The Clinton administration agrees–up to a point. Since January it has acted to block some imports it says violate U.S. anti-dumping laws, and in a House Appropriations Committee hearing last Wednesday U.S. Trade Representative Charlene Barshefsky said the moves have produced a 34 percent decrease in steel imports in the last two months. No matter; the Visclosky bill (which still must clear the Senate, and which faces a Clinton veto) passed anyway. And the next day, the news that our trade deficit had soared to a record $17 billion in January made it look almost sensible–even though it clearly violates world trading laws. No wonder Treasury Secretary Robert Rubin called a Saturday White House meeting to plan how to fight the bill. “We’re concerned there has been some backtracking on the commitment to open markets,” says a senior administration official, “and the president is hoping to convince both sides we can find a new consensus.”

Or better yet, the old one. Barshefsky explained the virtues of free trade once again in her House testimony–this time, with regard to the politically charged question of China’s joining the World Trade Organization. Don’t think of WTO membership as a reward for China, she said. If China agrees to open its markets enough to strike a deal, perhaps in time for Prime Minister Zhu Rongji’s April visit to the United States, that’s good for everyone. Trouble is, the longer the U.S. remains the only major country that’s growing at a healthy pace–the reason for those record trade deficits, including a $4.8 billion gap with China in January–the harder it is to keep everyone focused on those mutual benefits.

Rubin has been jawboning the Europeans and the Japanese about growth for years. Now he has to work a little harder to keep the Americans on board. Luckily for him, the steel industry is pretty much alone in lobbying for protection these days: at a time of record prosperity and full employment, more folks enjoy cheap imports than fear them.

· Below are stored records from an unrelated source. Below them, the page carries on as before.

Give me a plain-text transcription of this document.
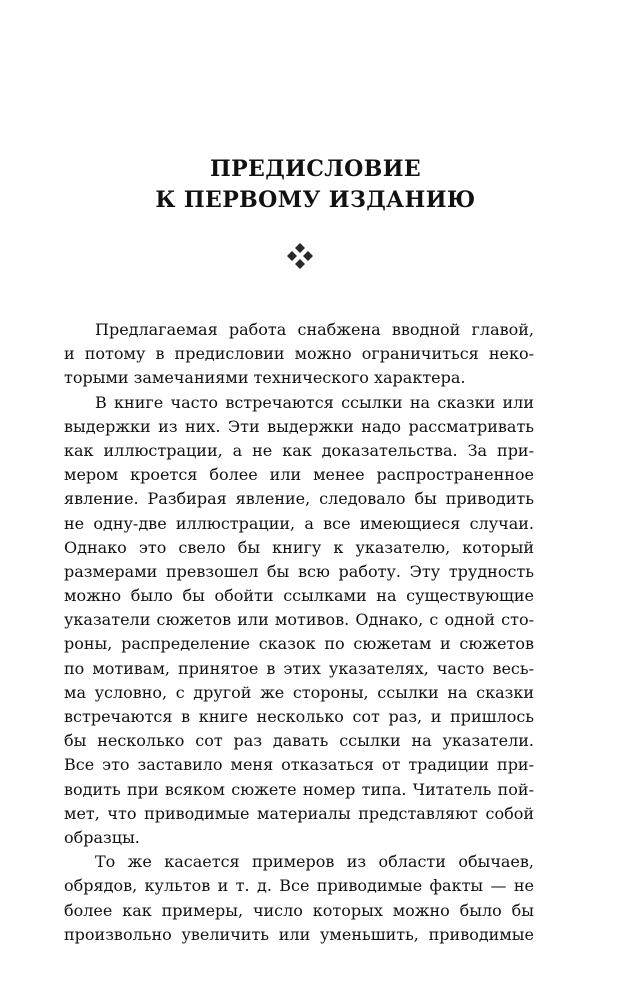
ПРЕДИСЛОВИЕ
К ПЕРВОМУ ИЗДАНИЮ
Предлагаемая работа снабжена вводной главой,
и потому в предисловии можно ограничиться неко-
торыми замечаниями технического характера.
В книге часто встречаются ссылки на сказки или
выдержки из них. Эти выдержки надо рассматривать
как иллюстрации, а не как доказательства. За при-
мером кроется более или менее распространенное
явление. Разбирая явление, следовало бы приводить
не одну-две иллюстрации, а все имеющиеся случаи.
Однако это свело бы книгу к указателю, который
размерами превзошел бы всю работу. Эту трудность
можно было бы обойти ссылками на существующие
указатели сюжетов или мотивов. Однако, с одной сто-
роны, распределение сказок по сюжетам и сюжетов
по мотивам, принятое в этих указателях, часто весь-
ма условно, с другой же стороны, ссылки на сказки
встречаются в книге несколько сот раз, и пришлось
бы несколько сот раз давать ссылки на указатели.
Все это заставило меня отказаться от традиции при-
водить при всяком сюжете номер типа. Читатель пой-
мет, что приводимые материалы представляют собой
образцы.
То же касается примеров из области обычаев,
обрядов, культов и т. д. Все приводимые факты — не
более как примеры, число которых можно было бы
произвольно увеличить или уменьшить, приводимые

Other capitals, meanwhile, wonder why Washington is complaining; after all, it’s winning the globalization game. The European Union is miffed that the United States has forced a confrontation over opening the EU market to Central American bananas. Pure politics, say the Europeans, pointing to political contributions made by Big Fruit. Rules are rules, said Barshefsky in her House testimony. There may be a compromise before U.S. sanctions take effect in April.

As for getting the world growing again, there are a few hopeful signs out there. Some investors are betting Japan is finally getting serious about restructuring; the Nikkei is up 17 percent this year. In Germany, the departure this month of the left-leaning Finance minister, “Red Oskar” Lafontaine, could put the government on a more pro-business, pro-growth course. South Korea and Thailand appear to be on the mend. Even Brazil has stabilized. On Friday, both General Motors and Volkswagen said they’d step up their auto production there. With any luck, they’ll use lots of steel.